Liberal candidate for newly-formed Ville-Marie riding shares his views

Photo by Adam Scotti

As a politician trying to reach out and better represent his fellows, Marc Miller is all for devoting great amounts of time to collecting opinions and forging solidarity – except while playing hockey in Sweden.

Photo by Adam Scotti

“I just wanted to play,” said Miller about his time in the rink while living with the Swedes, where Scandinavian consensus-politics dictated everybody’s roles be thoroughly agreed upon and worked out before any ice time. “It drove me nuts.”

Miller, is eager for collaboration everywhere but on the ice, and, if his ambitions as Liberal federal nominee in the newly made riding of Montreal’s Ville-Marie are successful, he may one day represent the interests of students at Concordia.

Miller is typical of the city’s cosmopolitan roots. From a Montreal anglophone mother and Nova Scotian father, he received a solidly francophone education until law school led him to corporate law in Montreal, down south, and across the sea.

His passionate Liberal leanings are firm, but not necessarily dogmatic. He is open to self-criticism and he is cognisant of the fact that there is a long way to go to making the Liberals relevant again.
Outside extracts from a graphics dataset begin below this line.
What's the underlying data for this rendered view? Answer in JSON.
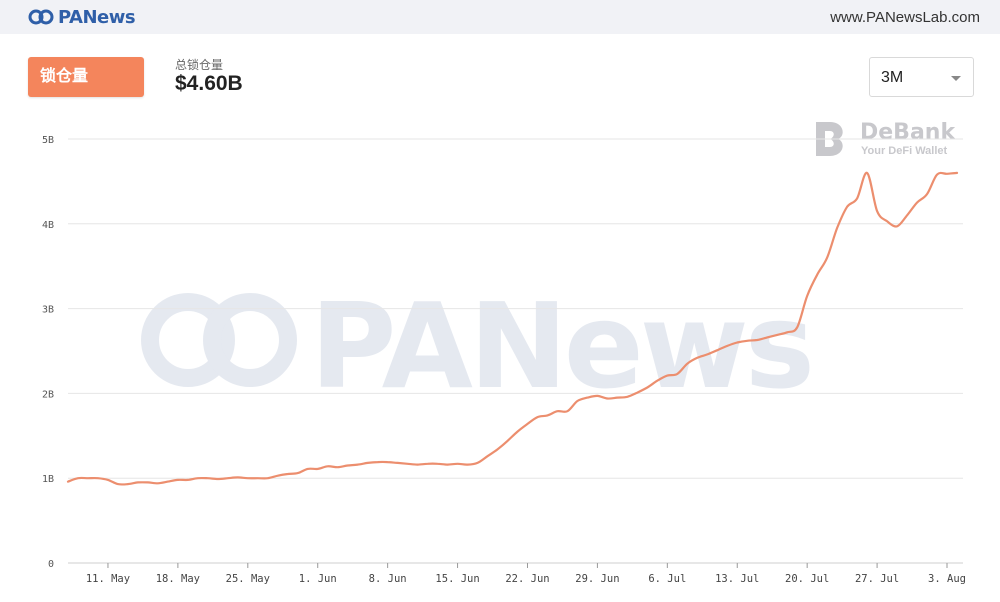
{
  "header": {
    "logo_text": "PANews",
    "site_url": "www.PANewsLab.com"
  },
  "metric": {
    "tab_label": "锁仓量",
    "summary_label": "总锁仓量",
    "summary_value": "$4.60B"
  },
  "range_select": {
    "selected": "3M"
  },
  "debank_logo": {
    "name": "DeBank",
    "tagline": "Your DeFi Wallet"
  },
  "watermark_text": "PANews",
  "colors": {
    "accent": "#f4855c",
    "line": "#ec8e6e",
    "grid": "#e6e6e6",
    "topbar": "#f1f2f6"
  },
  "chart_data": {
    "type": "line",
    "title": "",
    "xlabel": "",
    "ylabel": "",
    "ylim": [
      0,
      5
    ],
    "y_ticks": [
      "0",
      "1B",
      "2B",
      "3B",
      "4B",
      "5B"
    ],
    "x_ticks": [
      "11. May",
      "18. May",
      "25. May",
      "1. Jun",
      "8. Jun",
      "15. Jun",
      "22. Jun",
      "29. Jun",
      "6. Jul",
      "13. Jul",
      "20. Jul",
      "27. Jul",
      "3. Aug"
    ],
    "x_tick_days": [
      4,
      11,
      18,
      25,
      32,
      39,
      46,
      53,
      60,
      67,
      74,
      81,
      88
    ],
    "start_date": "2020-05-07",
    "grid": true,
    "legend": "none",
    "series": [
      {
        "values": [
          [
            0,
            0.96
          ],
          [
            1,
            1.0
          ],
          [
            2,
            1.0
          ],
          [
            3,
            1.0
          ],
          [
            4,
            0.98
          ],
          [
            5,
            0.93
          ],
          [
            6,
            0.93
          ],
          [
            7,
            0.95
          ],
          [
            8,
            0.95
          ],
          [
            9,
            0.94
          ],
          [
            10,
            0.96
          ],
          [
            11,
            0.98
          ],
          [
            12,
            0.98
          ],
          [
            13,
            1.0
          ],
          [
            14,
            1.0
          ],
          [
            15,
            0.99
          ],
          [
            16,
            1.0
          ],
          [
            17,
            1.01
          ],
          [
            18,
            1.0
          ],
          [
            19,
            1.0
          ],
          [
            20,
            1.0
          ],
          [
            21,
            1.03
          ],
          [
            22,
            1.05
          ],
          [
            23,
            1.06
          ],
          [
            24,
            1.11
          ],
          [
            25,
            1.11
          ],
          [
            26,
            1.14
          ],
          [
            27,
            1.13
          ],
          [
            28,
            1.15
          ],
          [
            29,
            1.16
          ],
          [
            30,
            1.18
          ],
          [
            31,
            1.19
          ],
          [
            32,
            1.19
          ],
          [
            33,
            1.18
          ],
          [
            34,
            1.17
          ],
          [
            35,
            1.16
          ],
          [
            36,
            1.17
          ],
          [
            37,
            1.17
          ],
          [
            38,
            1.16
          ],
          [
            39,
            1.17
          ],
          [
            40,
            1.16
          ],
          [
            41,
            1.18
          ],
          [
            42,
            1.26
          ],
          [
            43,
            1.34
          ],
          [
            44,
            1.44
          ],
          [
            45,
            1.55
          ],
          [
            46,
            1.64
          ],
          [
            47,
            1.72
          ],
          [
            48,
            1.74
          ],
          [
            49,
            1.79
          ],
          [
            50,
            1.79
          ],
          [
            51,
            1.91
          ],
          [
            52,
            1.95
          ],
          [
            53,
            1.97
          ],
          [
            54,
            1.94
          ],
          [
            55,
            1.95
          ],
          [
            56,
            1.96
          ],
          [
            57,
            2.01
          ],
          [
            58,
            2.07
          ],
          [
            59,
            2.15
          ],
          [
            60,
            2.21
          ],
          [
            61,
            2.23
          ],
          [
            62,
            2.35
          ],
          [
            63,
            2.42
          ],
          [
            64,
            2.46
          ],
          [
            65,
            2.51
          ],
          [
            66,
            2.56
          ],
          [
            67,
            2.6
          ],
          [
            68,
            2.62
          ],
          [
            69,
            2.63
          ],
          [
            70,
            2.66
          ],
          [
            71,
            2.69
          ],
          [
            72,
            2.72
          ],
          [
            73,
            2.78
          ],
          [
            74,
            3.15
          ],
          [
            75,
            3.4
          ],
          [
            76,
            3.6
          ],
          [
            77,
            3.95
          ],
          [
            78,
            4.2
          ],
          [
            79,
            4.3
          ],
          [
            80,
            4.6
          ],
          [
            81,
            4.15
          ],
          [
            82,
            4.03
          ],
          [
            83,
            3.97
          ],
          [
            84,
            4.1
          ],
          [
            85,
            4.25
          ],
          [
            86,
            4.35
          ],
          [
            87,
            4.58
          ],
          [
            88,
            4.59
          ],
          [
            89,
            4.6
          ]
        ]
      }
    ]
  }
}
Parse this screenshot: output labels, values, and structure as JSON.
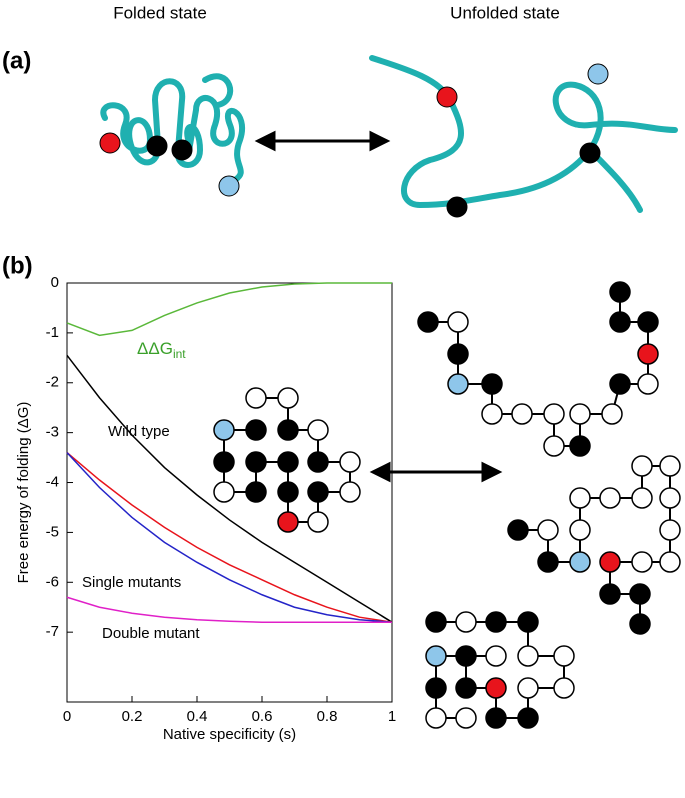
{
  "panel_a": {
    "label": "(a)",
    "left_title": "Folded state",
    "right_title": "Unfolded state"
  },
  "panel_b": {
    "label": "(b)"
  },
  "chart_data": {
    "type": "line",
    "xlabel": "Native specificity (s)",
    "ylabel": "Free energy of folding (ΔG)",
    "x": [
      0,
      0.1,
      0.2,
      0.3,
      0.4,
      0.5,
      0.6,
      0.7,
      0.8,
      0.9,
      1
    ],
    "xlim": [
      0,
      1
    ],
    "xticks": [
      0,
      0.2,
      0.4,
      0.6,
      0.8,
      1
    ],
    "ylim": [
      -8.4,
      0
    ],
    "yticks": [
      0,
      -1,
      -2,
      -3,
      -4,
      -5,
      -6,
      -7
    ],
    "series": [
      {
        "color": "#5ab83a",
        "values": [
          -0.8,
          -1.05,
          -0.95,
          -0.65,
          -0.4,
          -0.2,
          -0.08,
          -0.02,
          0,
          0,
          0
        ]
      },
      {
        "color": "#000000",
        "values": [
          -1.45,
          -2.3,
          -3.05,
          -3.7,
          -4.25,
          -4.75,
          -5.2,
          -5.6,
          -6.0,
          -6.4,
          -6.8
        ]
      },
      {
        "color": "#e8141c",
        "values": [
          -3.4,
          -3.95,
          -4.45,
          -4.9,
          -5.3,
          -5.65,
          -5.95,
          -6.25,
          -6.5,
          -6.7,
          -6.8
        ]
      },
      {
        "color": "#2424c8",
        "values": [
          -3.4,
          -4.1,
          -4.7,
          -5.2,
          -5.6,
          -5.95,
          -6.25,
          -6.5,
          -6.65,
          -6.75,
          -6.8
        ]
      },
      {
        "color": "#e020c8",
        "values": [
          -6.3,
          -6.5,
          -6.62,
          -6.7,
          -6.75,
          -6.78,
          -6.8,
          -6.8,
          -6.8,
          -6.8,
          -6.8
        ]
      }
    ],
    "annotations": [
      {
        "text": "ΔΔG",
        "sub": "int"
      },
      {
        "text": "Wild type"
      },
      {
        "text": "Single mutants"
      },
      {
        "text": "Double mutant"
      }
    ]
  }
}
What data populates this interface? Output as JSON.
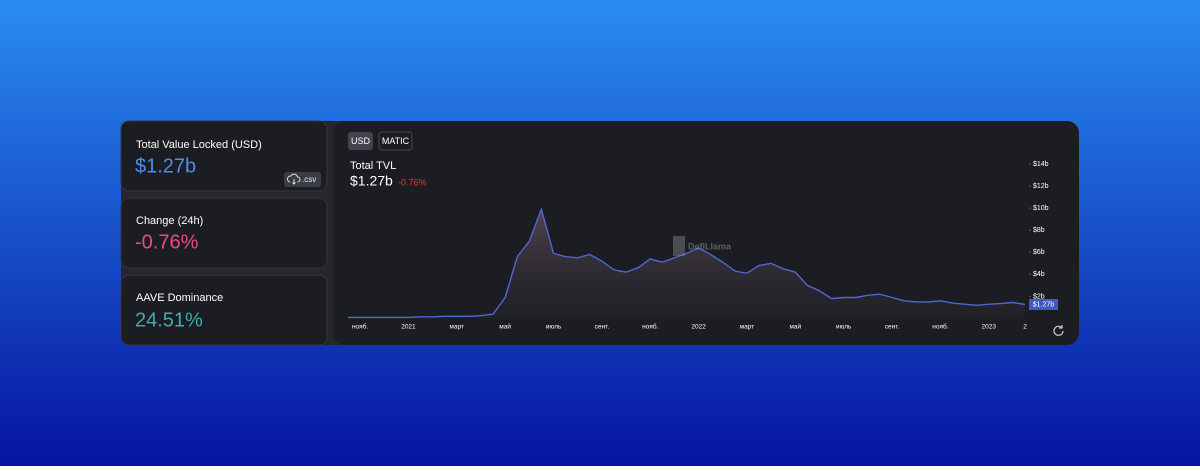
{
  "stats": [
    {
      "label": "Total Value Locked (USD)",
      "value": "$1.27b"
    },
    {
      "label": "Change (24h)",
      "value": "-0.76%"
    },
    {
      "label": "AAVE Dominance",
      "value": "24.51%"
    }
  ],
  "csv_button": ".csv",
  "toggles": [
    "USD",
    "MATIC"
  ],
  "watermark": "DefiLlama",
  "chart_data": {
    "type": "area",
    "title": "Total TVL",
    "subtitle": "$1.27b",
    "change": "-0.76%",
    "current_label": "$1.27b",
    "color": "#4d68d4",
    "categories": [
      null,
      "нояб.",
      null,
      null,
      null,
      "2021",
      null,
      null,
      null,
      "март",
      null,
      null,
      null,
      "май",
      null,
      null,
      null,
      "июль",
      null,
      null,
      null,
      "сент.",
      null,
      null,
      null,
      "нояб.",
      null,
      null,
      null,
      "2022",
      null,
      null,
      null,
      "март",
      null,
      null,
      null,
      "май",
      null,
      null,
      null,
      "июль",
      null,
      null,
      null,
      "сент.",
      null,
      null,
      null,
      "нояб.",
      null,
      null,
      null,
      "2023",
      null,
      null,
      "2"
    ],
    "values": [
      0.1,
      0.1,
      0.1,
      0.1,
      0.1,
      0.1,
      0.15,
      0.15,
      0.2,
      0.2,
      0.2,
      0.25,
      0.4,
      1.9,
      5.6,
      7.0,
      9.9,
      5.9,
      5.6,
      5.5,
      5.8,
      5.2,
      4.4,
      4.2,
      4.6,
      5.4,
      5.1,
      5.5,
      5.9,
      6.4,
      5.8,
      5.1,
      4.3,
      4.1,
      4.8,
      5.0,
      4.5,
      4.2,
      3.0,
      2.5,
      1.8,
      1.9,
      1.9,
      2.1,
      2.2,
      1.9,
      1.6,
      1.5,
      1.5,
      1.6,
      1.4,
      1.3,
      1.2,
      1.3,
      1.35,
      1.45,
      1.27
    ],
    "ylim": [
      0,
      14
    ],
    "yticks": [
      {
        "value": 2,
        "label": "$2b"
      },
      {
        "value": 4,
        "label": "$4b"
      },
      {
        "value": 6,
        "label": "$6b"
      },
      {
        "value": 8,
        "label": "$8b"
      },
      {
        "value": 10,
        "label": "$10b"
      },
      {
        "value": 12,
        "label": "$12b"
      },
      {
        "value": 14,
        "label": "$14b"
      }
    ],
    "grid": false
  }
}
“The Liberal party has reached the bottom of the barrel,” he said, mentioning the sponsorship scandal and other issues that have deeply scarred the Liberal’s ability to reconnect with Canadians. “You know there’s something wrong when 90% of the job is showing up and listening. Simply going into the riding, talking to people, getting a deep understanding of the issues is the first step — it isn’t the only one, but it is the key formal step to getting involved with people.”

In an effort to shift momentum and do his part in Montreal, Miller has set his sights on the Ville-Marie riding.

“Ville-Marie is the centre of town. It is truly the core of Montreal. If you’re truly interested in making a difference, this is a part of the city where you can. There are no sleeper communities [here]. There are communities in dire need of someone that’s really implicated at the local level. We have some of the richest people in the country; we have some of the poorer people of the country.  There’s a real, real need for local politicians, not just federal, but municipal and provincial, to get involved in [the] challenges of income gaps, education, skilled employment, and concern for new Canadians.”

A business-lawyer-cum-politician may not be to everybody’s liking, doubly so for a party that’s been accused in the past for cozying up to the corporate vote. Miller highlights the advantages of his calling, and how working with large corporations can help the little guy: “Sitting where you are, at first glance, they might seem like they are [incompatible]. Being a corporate lawyer, you work a lot of hours and you talk to a lot of people and you pick up the phone and you negotiate and you make compromises. You work extremely hard. You pay attention to your client, and you hope to make the change that they desire. This translates quite easily, from a purely strategic perspective, to politics.”

Miller has drawn on his professional and personal experiences from living both here and abroad to shape his views. He lived for a few years in New York, a city he described as very competitive and affording him the satisfaction of working with some of the brightest people in the world. Yet the hyperactive New York environment, with its grand emphasis on wealth and deep economic fault lines, wasn’t the ideal place to raise his two children. So instead he went to his wife’s native Sweden, in many ways diametrically opposite to the Big Apple, with its socialism, free health care and education, and its low salary and high taxes. In the end there was no place like Quebec, and no home like Montreal.

Montreal’s cultural strengths and activist streak and strong cultural institutions are all things Miller believes can be harnessed to improve the condition of its citizens.

“I realized [after living abroad] I really, really enjoyed living in Montreal. I really, really love my city and I don’t think I could choose, if I had the choice, to live in any other city than Montreal. I see where it’s going, and I want to make sure it doesn’t go there.”

The plan to raise employment, lower debts, and improve education, he admits, is not something you can change in a just a few years. But there are ways to begin, and one of them is with voters.

Cognisant of the deep cynicism of disaffected youth, often alienated by an impersonal and distant political system, he holds firmly to the belief that students and young adults have the potential for great energy and hope, and doubly so for Quebec’s students, familiar as they are with political activism. He’s actively encouraging young people to take back their political rights of participation.

“My advice will be to find a local representative – municipal, provincial, federal – [and] approach them and ask them how you can help. It’s a real eye-opening experience to get in […] and run and organize a campaign. It gives you a skillset you can’t get here [in universities] nor should it be taught here, but it is a fantastic experience in organizing, meeting people, developing people skills, and developing human skills. I would encourage any student to get out there and get their hands in the soil. There’s a lot of clubs and political philosophy groups and they’re great as well but I think the mistake that’s made amongst the university corps is to stay too close to your comfort zone. And that’s too bad.”

“As Montrealers we have do dare to be able to take the risks whether we fail or not.”